We typically measure when a word has really “made it” by when it’s accepted into a dictionary. This isn’t a simple process. It requires a lot of research to find a word’s origins and the development of its current meaning. So, every year when dictionary publishers announce the newest terms for inclusion, it’s usually done on the back of word historians finding the first utterance of the newly-made legitimate term. So, with the announcement that the newest additions to the Merriam-Webster’s Collegiate Dictionary will include “F-bomb,” we’ve been made aware of the term’s origins in popular culture.

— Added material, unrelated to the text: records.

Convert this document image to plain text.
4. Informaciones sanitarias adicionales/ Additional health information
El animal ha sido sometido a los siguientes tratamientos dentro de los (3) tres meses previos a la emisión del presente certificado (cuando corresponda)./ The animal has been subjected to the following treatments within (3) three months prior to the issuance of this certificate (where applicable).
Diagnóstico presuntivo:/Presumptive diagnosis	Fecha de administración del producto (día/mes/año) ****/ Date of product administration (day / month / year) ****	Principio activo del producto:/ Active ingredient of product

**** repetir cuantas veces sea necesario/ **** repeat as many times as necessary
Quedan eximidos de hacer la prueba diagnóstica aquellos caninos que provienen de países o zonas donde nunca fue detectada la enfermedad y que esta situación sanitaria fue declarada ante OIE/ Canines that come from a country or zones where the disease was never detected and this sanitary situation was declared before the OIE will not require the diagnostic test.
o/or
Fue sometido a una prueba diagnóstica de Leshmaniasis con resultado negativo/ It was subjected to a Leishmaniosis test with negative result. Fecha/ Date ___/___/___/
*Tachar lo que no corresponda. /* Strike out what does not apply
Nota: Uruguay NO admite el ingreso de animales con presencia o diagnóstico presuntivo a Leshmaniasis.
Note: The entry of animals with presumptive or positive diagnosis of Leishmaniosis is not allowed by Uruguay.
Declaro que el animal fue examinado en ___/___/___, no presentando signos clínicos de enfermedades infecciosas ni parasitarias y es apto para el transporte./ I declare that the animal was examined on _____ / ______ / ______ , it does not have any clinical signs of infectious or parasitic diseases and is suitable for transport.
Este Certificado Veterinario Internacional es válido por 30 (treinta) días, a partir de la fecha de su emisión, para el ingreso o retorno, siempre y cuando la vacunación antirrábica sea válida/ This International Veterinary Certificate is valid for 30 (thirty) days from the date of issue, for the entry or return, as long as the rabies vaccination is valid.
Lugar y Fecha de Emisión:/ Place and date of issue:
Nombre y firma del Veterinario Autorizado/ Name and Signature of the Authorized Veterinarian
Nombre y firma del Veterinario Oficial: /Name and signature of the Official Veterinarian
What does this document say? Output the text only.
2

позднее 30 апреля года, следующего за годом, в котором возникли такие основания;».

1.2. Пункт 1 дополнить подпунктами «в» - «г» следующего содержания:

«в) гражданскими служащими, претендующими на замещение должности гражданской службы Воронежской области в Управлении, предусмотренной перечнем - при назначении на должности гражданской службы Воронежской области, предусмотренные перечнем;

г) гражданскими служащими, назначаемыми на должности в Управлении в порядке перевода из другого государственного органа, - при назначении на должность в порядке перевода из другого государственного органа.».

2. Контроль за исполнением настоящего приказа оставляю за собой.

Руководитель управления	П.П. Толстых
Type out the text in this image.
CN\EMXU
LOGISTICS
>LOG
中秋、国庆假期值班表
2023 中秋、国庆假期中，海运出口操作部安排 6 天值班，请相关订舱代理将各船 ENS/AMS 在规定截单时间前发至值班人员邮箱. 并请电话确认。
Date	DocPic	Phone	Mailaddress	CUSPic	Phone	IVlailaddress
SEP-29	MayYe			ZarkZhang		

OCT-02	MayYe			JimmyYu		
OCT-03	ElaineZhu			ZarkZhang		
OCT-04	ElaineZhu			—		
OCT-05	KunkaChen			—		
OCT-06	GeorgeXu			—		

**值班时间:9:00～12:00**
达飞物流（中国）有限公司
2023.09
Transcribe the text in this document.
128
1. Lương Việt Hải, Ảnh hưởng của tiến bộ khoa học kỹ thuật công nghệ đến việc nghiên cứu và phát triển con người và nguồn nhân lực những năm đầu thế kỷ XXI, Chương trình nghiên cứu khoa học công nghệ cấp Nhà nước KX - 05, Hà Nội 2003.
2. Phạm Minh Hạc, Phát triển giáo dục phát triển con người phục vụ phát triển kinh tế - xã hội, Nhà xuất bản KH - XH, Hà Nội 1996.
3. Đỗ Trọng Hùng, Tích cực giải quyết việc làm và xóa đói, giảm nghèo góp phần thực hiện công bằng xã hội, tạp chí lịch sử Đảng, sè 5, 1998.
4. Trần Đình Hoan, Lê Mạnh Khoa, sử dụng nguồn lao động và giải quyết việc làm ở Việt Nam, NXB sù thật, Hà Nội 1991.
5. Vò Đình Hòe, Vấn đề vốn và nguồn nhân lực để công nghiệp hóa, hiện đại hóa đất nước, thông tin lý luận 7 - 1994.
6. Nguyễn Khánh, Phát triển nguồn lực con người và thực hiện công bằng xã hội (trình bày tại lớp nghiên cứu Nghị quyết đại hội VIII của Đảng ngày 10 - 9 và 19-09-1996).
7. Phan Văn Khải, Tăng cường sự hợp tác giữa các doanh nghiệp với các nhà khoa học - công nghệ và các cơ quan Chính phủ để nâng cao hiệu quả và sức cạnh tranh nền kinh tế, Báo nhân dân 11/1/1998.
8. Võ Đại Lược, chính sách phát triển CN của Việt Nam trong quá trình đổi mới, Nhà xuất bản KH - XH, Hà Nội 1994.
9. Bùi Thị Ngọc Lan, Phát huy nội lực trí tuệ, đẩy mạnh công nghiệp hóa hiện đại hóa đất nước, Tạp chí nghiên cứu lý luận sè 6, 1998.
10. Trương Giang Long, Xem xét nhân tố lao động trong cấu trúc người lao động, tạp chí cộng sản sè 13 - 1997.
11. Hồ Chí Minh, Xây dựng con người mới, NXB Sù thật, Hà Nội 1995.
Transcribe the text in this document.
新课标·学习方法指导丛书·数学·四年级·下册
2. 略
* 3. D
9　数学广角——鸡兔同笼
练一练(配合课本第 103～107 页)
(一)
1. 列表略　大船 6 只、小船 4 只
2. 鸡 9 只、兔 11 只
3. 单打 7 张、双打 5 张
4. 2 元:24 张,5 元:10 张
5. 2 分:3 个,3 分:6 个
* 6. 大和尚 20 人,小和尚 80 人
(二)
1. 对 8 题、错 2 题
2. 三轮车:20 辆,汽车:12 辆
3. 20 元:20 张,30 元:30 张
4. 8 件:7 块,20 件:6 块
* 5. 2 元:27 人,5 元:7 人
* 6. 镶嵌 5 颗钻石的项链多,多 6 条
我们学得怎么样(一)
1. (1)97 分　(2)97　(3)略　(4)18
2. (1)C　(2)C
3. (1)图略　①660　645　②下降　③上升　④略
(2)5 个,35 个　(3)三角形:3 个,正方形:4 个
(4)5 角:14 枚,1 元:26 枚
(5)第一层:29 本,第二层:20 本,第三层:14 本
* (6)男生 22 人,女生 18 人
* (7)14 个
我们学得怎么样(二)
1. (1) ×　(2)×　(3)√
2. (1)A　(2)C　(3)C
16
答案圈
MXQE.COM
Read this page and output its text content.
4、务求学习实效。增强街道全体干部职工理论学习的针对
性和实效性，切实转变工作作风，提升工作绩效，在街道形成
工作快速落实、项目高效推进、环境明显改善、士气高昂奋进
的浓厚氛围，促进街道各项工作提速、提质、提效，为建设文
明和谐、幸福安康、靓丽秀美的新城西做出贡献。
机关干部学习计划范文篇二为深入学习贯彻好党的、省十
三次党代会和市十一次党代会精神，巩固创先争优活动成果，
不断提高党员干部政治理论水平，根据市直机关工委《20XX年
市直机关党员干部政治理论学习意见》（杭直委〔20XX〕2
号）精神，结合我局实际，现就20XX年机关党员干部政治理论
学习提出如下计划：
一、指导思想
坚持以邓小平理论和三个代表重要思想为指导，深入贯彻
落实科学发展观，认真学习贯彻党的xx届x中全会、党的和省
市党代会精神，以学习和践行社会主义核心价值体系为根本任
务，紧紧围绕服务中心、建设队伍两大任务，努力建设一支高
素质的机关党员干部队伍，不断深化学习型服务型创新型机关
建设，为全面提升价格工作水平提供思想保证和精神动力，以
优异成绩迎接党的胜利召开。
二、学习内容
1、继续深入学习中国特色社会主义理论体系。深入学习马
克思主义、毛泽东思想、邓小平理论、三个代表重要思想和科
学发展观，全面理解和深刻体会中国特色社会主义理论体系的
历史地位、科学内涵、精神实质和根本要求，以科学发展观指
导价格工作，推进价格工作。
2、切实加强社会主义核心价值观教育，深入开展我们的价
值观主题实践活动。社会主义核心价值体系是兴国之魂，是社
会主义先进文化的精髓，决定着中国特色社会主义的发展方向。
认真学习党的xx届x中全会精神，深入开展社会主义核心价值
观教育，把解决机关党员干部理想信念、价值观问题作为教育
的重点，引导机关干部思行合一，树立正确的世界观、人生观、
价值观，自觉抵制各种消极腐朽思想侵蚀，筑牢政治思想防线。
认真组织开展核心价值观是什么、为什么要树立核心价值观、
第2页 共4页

This brings us to the Associated Press, which shares the following story:
Kory Stamper, an associate editor for Merriam-Webster, said she and her fellow word spies at the Massachusetts company traced it back to 1988, in a Newsday story that had the now-dead Mets catcher Gary Carter talking about how he had given them up, along with other profanities.
Thank you, Mr. Carter. Your contributions to both baseball and word use continue to inspire us.